Le secteur de la prise en soin et de l’accompagnement a de très nombreux atouts à faire valoir auprès des professionnels, actuels ou futurs. Ce secteur porte dans ses activités la relation à l’autre, l’aide et l’utilité, le travail collectif et les coopérations, toutes les dimensions d’un travail qui permette de « trouver du sens ».
🔎 Agir pour l’attractivité du métier d’aide-soignant
Un co-financement ARS Bretagne et OPCO Santé a permis l’accompagnement de six EHPAD (établissements d’hébergement pour personnes âgées dépendantes) et deux MAS (maisons d’accueil spécialisées). Les principaux facteurs d’attractivité identifiés par les professionnel.le.s sont la qualité de la relation avec les personnes accompagnées, la conciliation des temps vie privée – vie professionnelle, l’environnement de travail et la charge de travail.

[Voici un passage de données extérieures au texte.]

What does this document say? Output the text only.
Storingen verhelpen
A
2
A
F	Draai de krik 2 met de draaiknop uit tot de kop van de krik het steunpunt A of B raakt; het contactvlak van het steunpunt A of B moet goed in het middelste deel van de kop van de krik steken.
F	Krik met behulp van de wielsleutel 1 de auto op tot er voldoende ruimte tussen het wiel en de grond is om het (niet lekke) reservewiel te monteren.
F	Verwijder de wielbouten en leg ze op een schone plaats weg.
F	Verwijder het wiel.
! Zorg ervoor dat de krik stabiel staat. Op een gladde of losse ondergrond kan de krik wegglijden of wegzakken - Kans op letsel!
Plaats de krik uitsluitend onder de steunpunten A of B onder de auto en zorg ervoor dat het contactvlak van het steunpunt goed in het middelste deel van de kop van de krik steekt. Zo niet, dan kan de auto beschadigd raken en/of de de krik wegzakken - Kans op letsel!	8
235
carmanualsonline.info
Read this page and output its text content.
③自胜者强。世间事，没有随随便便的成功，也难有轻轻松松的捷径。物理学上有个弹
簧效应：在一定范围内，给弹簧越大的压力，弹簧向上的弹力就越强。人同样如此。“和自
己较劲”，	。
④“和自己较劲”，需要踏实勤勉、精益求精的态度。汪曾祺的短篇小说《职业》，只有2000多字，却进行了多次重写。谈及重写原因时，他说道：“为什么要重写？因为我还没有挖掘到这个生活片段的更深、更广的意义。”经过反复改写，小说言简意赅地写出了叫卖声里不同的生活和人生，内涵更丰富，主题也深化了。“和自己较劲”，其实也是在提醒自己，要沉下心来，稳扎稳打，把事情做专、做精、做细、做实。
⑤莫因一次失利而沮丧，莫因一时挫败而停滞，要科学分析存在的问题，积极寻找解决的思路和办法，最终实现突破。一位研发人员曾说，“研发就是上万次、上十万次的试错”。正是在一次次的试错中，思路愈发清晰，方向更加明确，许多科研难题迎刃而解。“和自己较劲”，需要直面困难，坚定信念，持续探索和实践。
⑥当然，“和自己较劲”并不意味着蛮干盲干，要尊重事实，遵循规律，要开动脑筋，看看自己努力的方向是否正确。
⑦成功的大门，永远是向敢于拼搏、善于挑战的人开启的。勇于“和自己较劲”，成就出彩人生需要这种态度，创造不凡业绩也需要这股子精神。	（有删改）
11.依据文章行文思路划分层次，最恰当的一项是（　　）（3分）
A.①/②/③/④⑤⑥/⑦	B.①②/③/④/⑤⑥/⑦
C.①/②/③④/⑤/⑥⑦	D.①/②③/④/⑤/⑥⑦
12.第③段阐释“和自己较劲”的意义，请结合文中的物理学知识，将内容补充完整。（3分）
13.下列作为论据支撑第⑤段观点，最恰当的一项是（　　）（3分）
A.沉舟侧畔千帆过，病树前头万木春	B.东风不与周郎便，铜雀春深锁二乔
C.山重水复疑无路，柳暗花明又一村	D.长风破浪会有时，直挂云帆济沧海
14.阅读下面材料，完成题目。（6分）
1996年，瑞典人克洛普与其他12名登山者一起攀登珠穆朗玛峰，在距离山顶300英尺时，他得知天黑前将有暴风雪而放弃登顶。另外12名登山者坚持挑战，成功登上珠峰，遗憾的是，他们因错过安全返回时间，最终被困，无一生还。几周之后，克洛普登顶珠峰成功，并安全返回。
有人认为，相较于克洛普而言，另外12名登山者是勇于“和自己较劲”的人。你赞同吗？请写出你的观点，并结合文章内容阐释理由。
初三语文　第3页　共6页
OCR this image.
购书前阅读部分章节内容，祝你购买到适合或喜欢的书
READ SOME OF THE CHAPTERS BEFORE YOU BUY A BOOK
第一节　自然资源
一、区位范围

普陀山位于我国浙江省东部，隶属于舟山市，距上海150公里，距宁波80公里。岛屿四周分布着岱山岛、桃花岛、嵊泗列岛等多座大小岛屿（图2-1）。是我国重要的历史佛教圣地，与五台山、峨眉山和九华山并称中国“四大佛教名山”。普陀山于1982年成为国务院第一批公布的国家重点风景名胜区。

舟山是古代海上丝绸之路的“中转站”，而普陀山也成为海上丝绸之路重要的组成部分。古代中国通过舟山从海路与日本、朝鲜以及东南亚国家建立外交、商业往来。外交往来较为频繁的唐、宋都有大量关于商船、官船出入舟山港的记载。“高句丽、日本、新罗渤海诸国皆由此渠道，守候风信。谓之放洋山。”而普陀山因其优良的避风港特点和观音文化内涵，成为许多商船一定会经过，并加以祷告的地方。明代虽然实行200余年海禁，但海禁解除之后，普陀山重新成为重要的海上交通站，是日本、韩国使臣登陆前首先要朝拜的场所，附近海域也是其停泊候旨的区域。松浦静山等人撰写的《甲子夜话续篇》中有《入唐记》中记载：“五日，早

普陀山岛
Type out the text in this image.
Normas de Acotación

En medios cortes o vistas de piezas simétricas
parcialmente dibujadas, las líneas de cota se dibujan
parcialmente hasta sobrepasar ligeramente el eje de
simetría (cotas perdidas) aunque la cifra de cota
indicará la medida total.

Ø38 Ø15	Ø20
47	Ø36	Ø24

Les principaux freins sont des tensions dans l’équipe, l’image négative de l’accompagnement et de la prise en soin de la personne, le travail le week-end ou en coupure (par exemple, travailler le matin et en fin de journée, plutôt que de manière continue).
Les pistes de travail communes aux établissements portent sur l’accueil des nouveaux salariés et le tutorat, les échanges et la communication entre professionnel.le.s pour garantir la cohésion d’équipe, les horaires et les plannings. L’élaboration de réponses adaptées aux besoins individuels des résidents importe aussi, avec l’augmentation de la dépendance. La communication à l’extérieur des établissements a également été identifiée.
Chaque établissement, selon ses enjeux et ses ressources, a construit sa propre définition de la qualité de vie et des conditions de travail et a mis en œuvre les actions selon les remontées du terrain. Ouvrir la réflexion avec les acteurs du territoire et de la branche a enrichi le dialogue et élargi les actions possibles.
🔎 La santé des organisations passe aussi par celle des cadres
Les indicateurs sont préoccupants : turnover dans les fonctions, augmentation des demandes de disponibilité, des arrêts, moindre attractivité des fonctions pour les étudiants. L’Aract a invité Christelle Routelous, enseignante-chercheuse à l’EHESP, Ecole des hautes études en santé publique, à participer à une journée d’échanges.
Quelques pistes : créer un environnement de travail qui soit salutogénique[1] (favorable à la santé et au bien-être), soutenir le pouvoir d’agir, renforcer les compétences psycho-sociales. La santé organisationnelle passe aussi par le « sens partagé » qui créée de la cohésion, par une hiérarchie aplanie qui fait la place aux projets et à l’amélioration continue du fonctionnement, par le développement de l’autonomie des équipes.
[1] « La pénibilité au travail dans les EHPAD… Et si le management « salutogénique » était une solution ? ». C. Routelous, C. Ruiller, G. Lux. Revue Gestion et management public. 2021/1 Volume 9.